Lobel’s position, even limited to the domain of children’s picture books, may seem naive, aloof, or privileged at such a time as this—a time of suffering and fear, a time of pandemic and unrest. But Lobel’s position is deeper: he testifies to a book’s creative inevitability (it is purposeful and not arbitrary), he speaks for the author and illustrator’s emotional involvement in their subject, and he hopes for the connection with an appreciative reader—the child who consumes, ingests, chews up, and loves the book.
Perhaps, even at a time such as this, a picture book ought to be nice? “Now come out of this dark place.” (Uncle Elephant, 1981)

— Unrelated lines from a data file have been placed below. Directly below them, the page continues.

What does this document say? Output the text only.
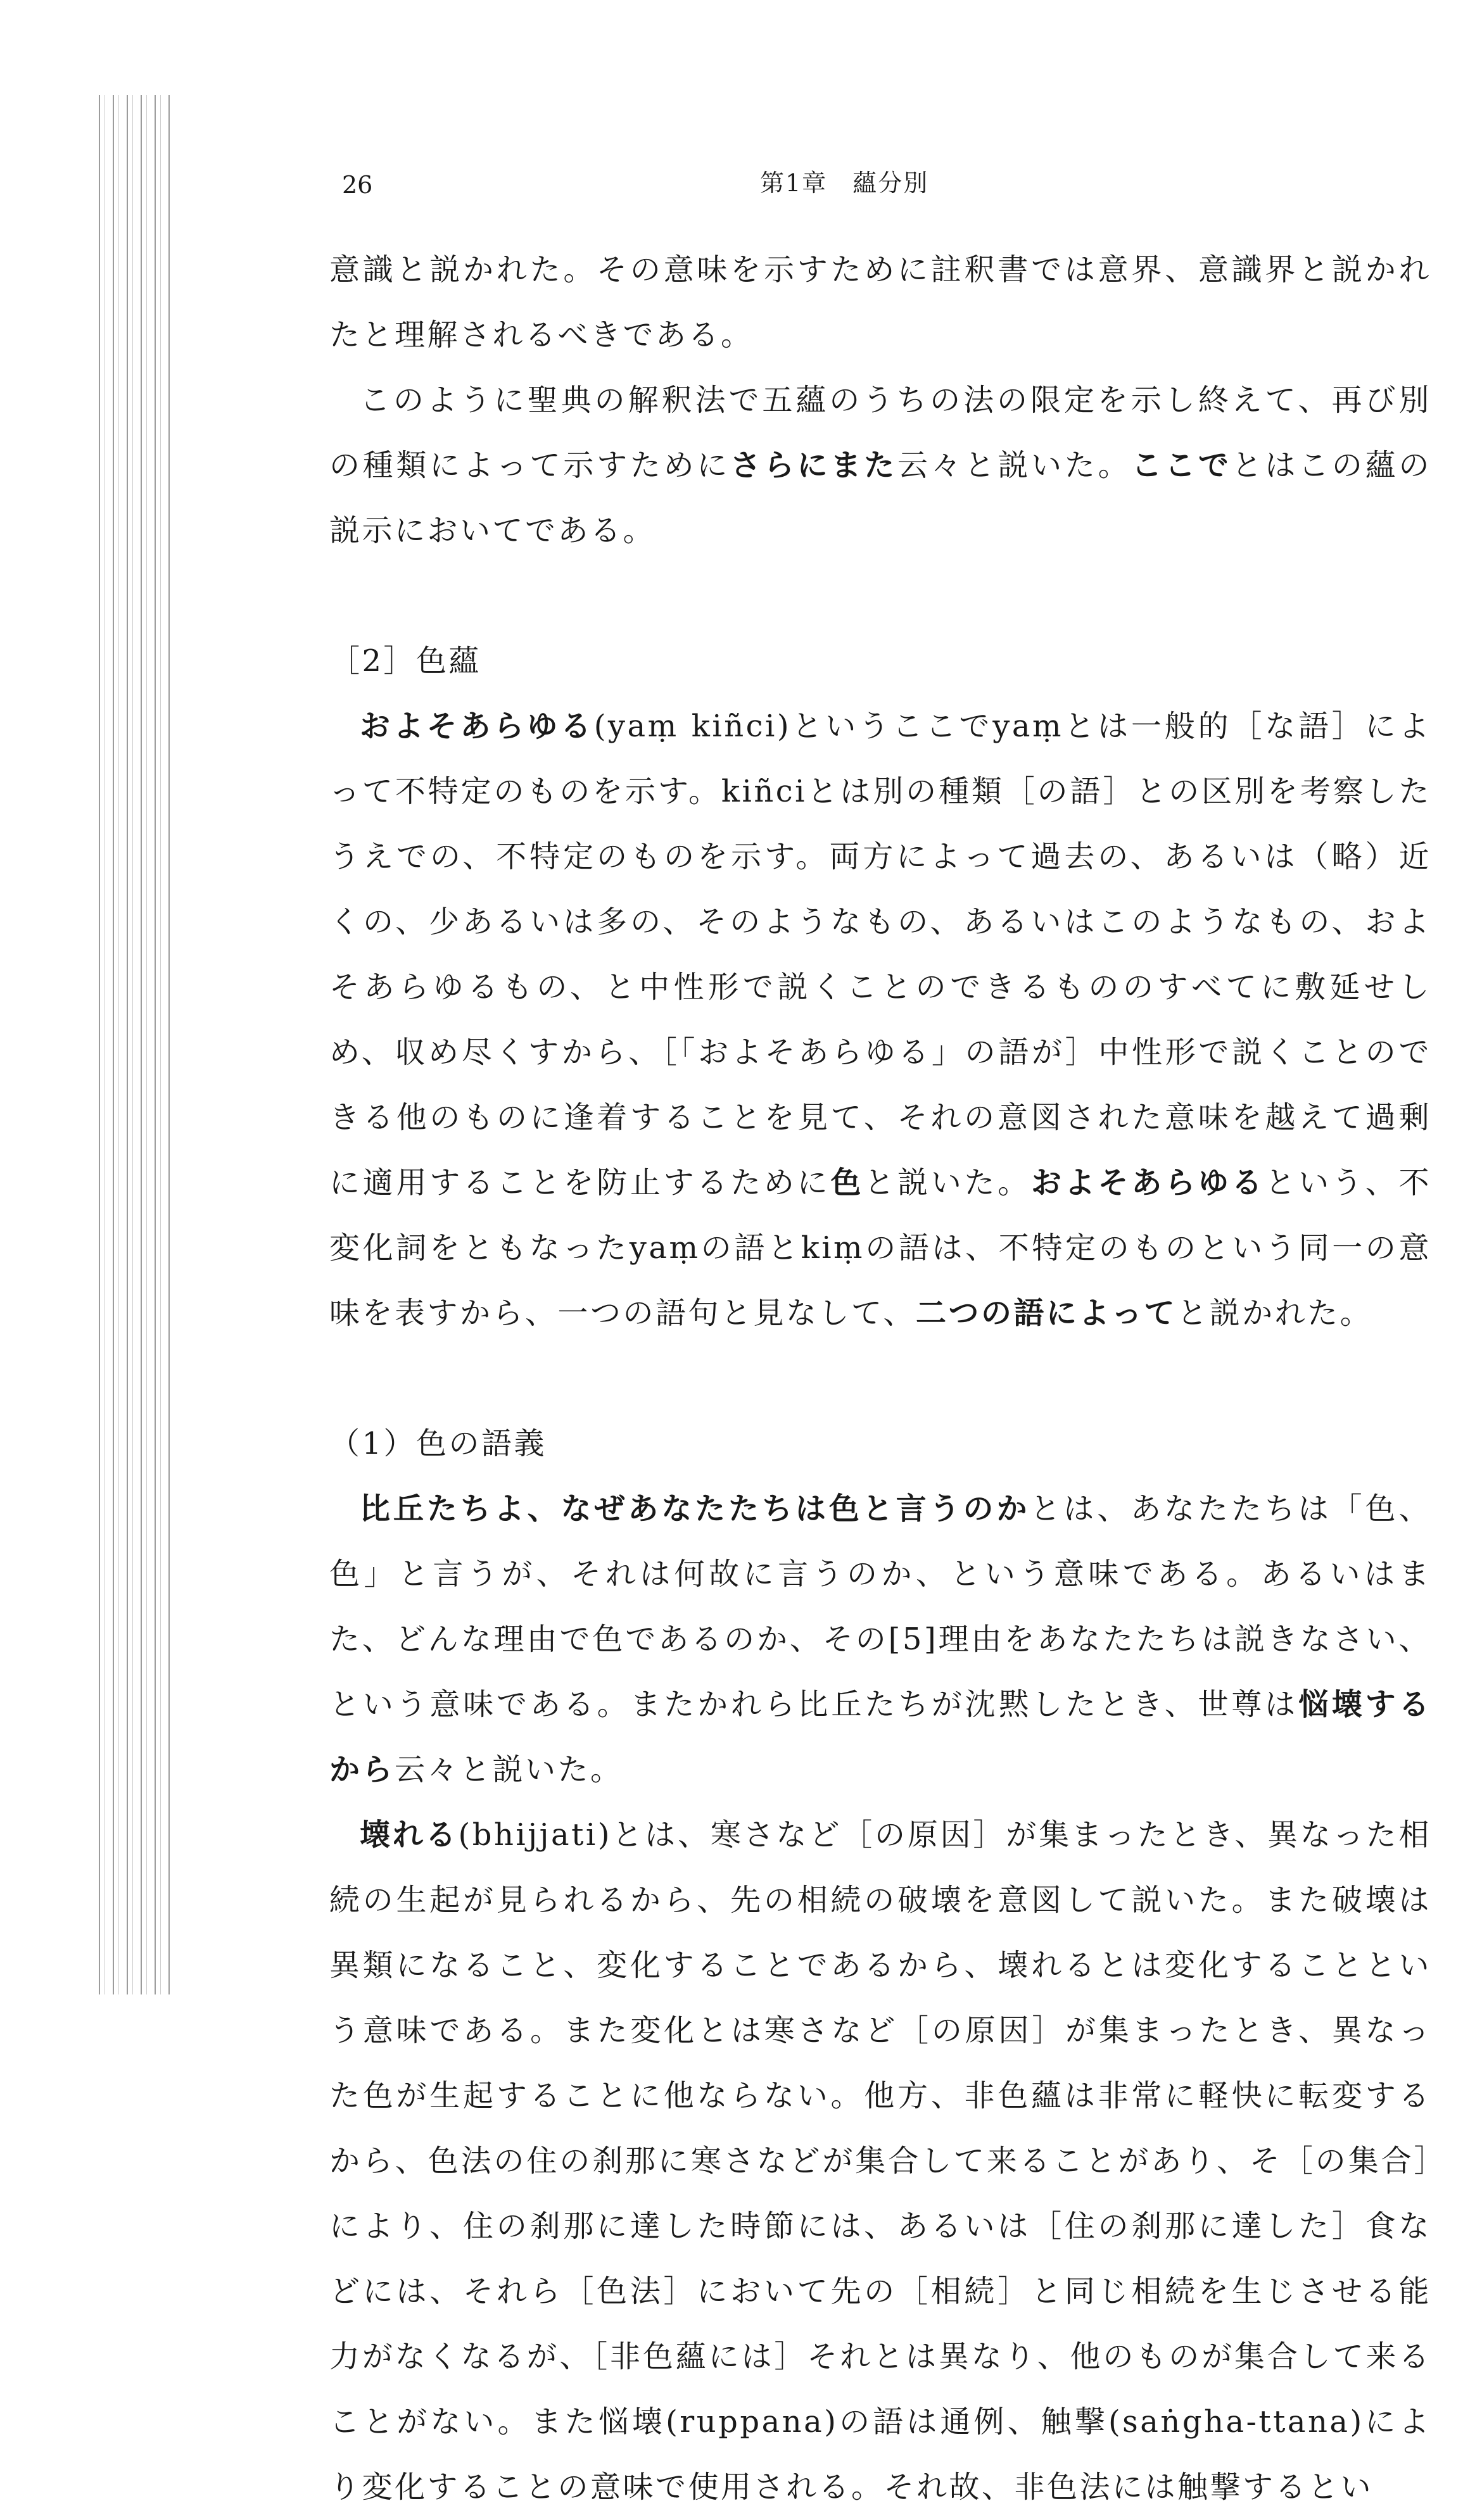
26	第1章 蘊分別

意識と説かれた。その意味を示すために註釈書では意界、意識界と説かれたと理解されるべきである。

このように聖典の解釈法で五蘊のうちの法の限定を示し終えて、再び別の種類によって示すためにさらにまた云々と説いた。ここでとはこの蘊の説示においてである。

［2］色蘊

およそあらゆる(yaṃ kiñci)というここでyaṃとは一般的［な語］によって不特定のものを示す。kiñciとは別の種類［の語］との区別を考察したうえでの、不特定のものを示す。両方によって過去の、あるいは（略）近くの、少あるいは多の、そのようなもの、あるいはこのようなもの、およそあらゆるもの、と中性形で説くことのできるもののすべてに敷延せしめ、収め尽くすから、［「およそあらゆる」の語が］中性形で説くことのできる他のものに逢着することを見て、それの意図された意味を越えて過剰に適用することを防止するために色と説いた。およそあらゆるという、不変化詞をともなったyaṃの語とkiṃの語は、不特定のものという同一の意味を表すから、一つの語句と見なして、二つの語によってと説かれた。

（1）色の語義

比丘たちよ、なぜあなたたちは色と言うのかとは、あなたたちは「色、色」と言うが、それは何故に言うのか、という意味である。あるいはまた、どんな理由で色であるのか、その[5]理由をあなたたちは説きなさい、という意味である。またかれら比丘たちが沈黙したとき、世尊は悩壊するから云々と説いた。

壊れる(bhijjati)とは、寒さなど［の原因］が集まったとき、異なった相続の生起が見られるから、先の相続の破壊を意図して説いた。また破壊は異類になること、変化することであるから、壊れるとは変化することという意味である。また変化とは寒さなど［の原因］が集まったとき、異なった色が生起することに他ならない。他方、非色蘊は非常に軽快に転変するから、色法の住の刹那に寒さなどが集合して来ることがあり、そ［の集合］により、住の刹那に達した時節には、あるいは［住の刹那に達した］食などには、それら［色法］において先の［相続］と同じ相続を生じさせる能力がなくなるが、［非色蘊には］それとは異なり、他のものが集合して来ることがない。また悩壊(ruppana)の語は通例、触撃(saṅgha-ttana)により変化することの意味で使用される。それ故、非色法には触撃するとい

Read poetry during pandemic
During pandemic I have returned to poetry and, more specifically, to poetry written for children. Recently in this reading, I was stopped by a four-line rhyme written by Gertrude Stein more than 80 years ago. “I Am Rose” was published in The World Was Round, a children’s book.
I AM ROSE
I am Rose my eyes are blue
I am Rose and who are you?
I am Rose and when I sing
I am Rose like anything.
The first-person is a nine-year-old girl who, it’s suggested, struggles “to establish a stable identity in an unstable round world.” (Rita Smith, 2006) And there’s a bit of Rose in all of us. The little rhyme can be connected to the big idea of vocation; like Rose we often sense that we are most ourselves when we are doing that thing for which we have been especially gifted.
How close are we ready to come?
“Coming Close,” Philip Levine, 1991
Levine’s poem, “Coming Close,” is a great poem for thinking about aspects of vocation. In the narrow sense of vocation (jobs and careers), the poem makes us reconsider our assumptions and valuations for meaningful work. In the broad sense of vocation (one’s callings in life), the poem brings to mind what presence and empathy require of us. As Levine asserts, every place has a language, every reality has its own version of “why,” and every act of being present and empathetic has potential to mark us, now and forever. In order for us to truly understand each other’s experience of vocation, we must be prepared to “come close” and “spend shift after shift” in their place.
Some gold standards are unchanged
One of the best moments in Steven-Charles Jaffe’s 2013 documentary on the cartoonist Gahan Wilson occurs during a conversation between the cartoon editor for The New Yorker magazine and a hopeful cartoonist. The cartoonist proudly shows the editor his book of cartoons and the editor asks, “Have you been published?” The cartoonist replies, “I’m self-published, but I hope to get a publisher.” The editor quips, “That’s great. Have you ever been self-rejected?” The scene ends abruptly, as it should.
Having worked in publishing and academia for decades, of course I am on the side of The New Yorker editor. But having been a studio artist for over 30 years, I have empathy for the hopeful cartoonist. I’ve been self-publishing things on this website for years, as a kind of vanity project. I am grateful for the opportunity my website offers me to “publish” . . . and realistic about its reach, due in part to its not meeting the gold standard process for acceptance and rejection.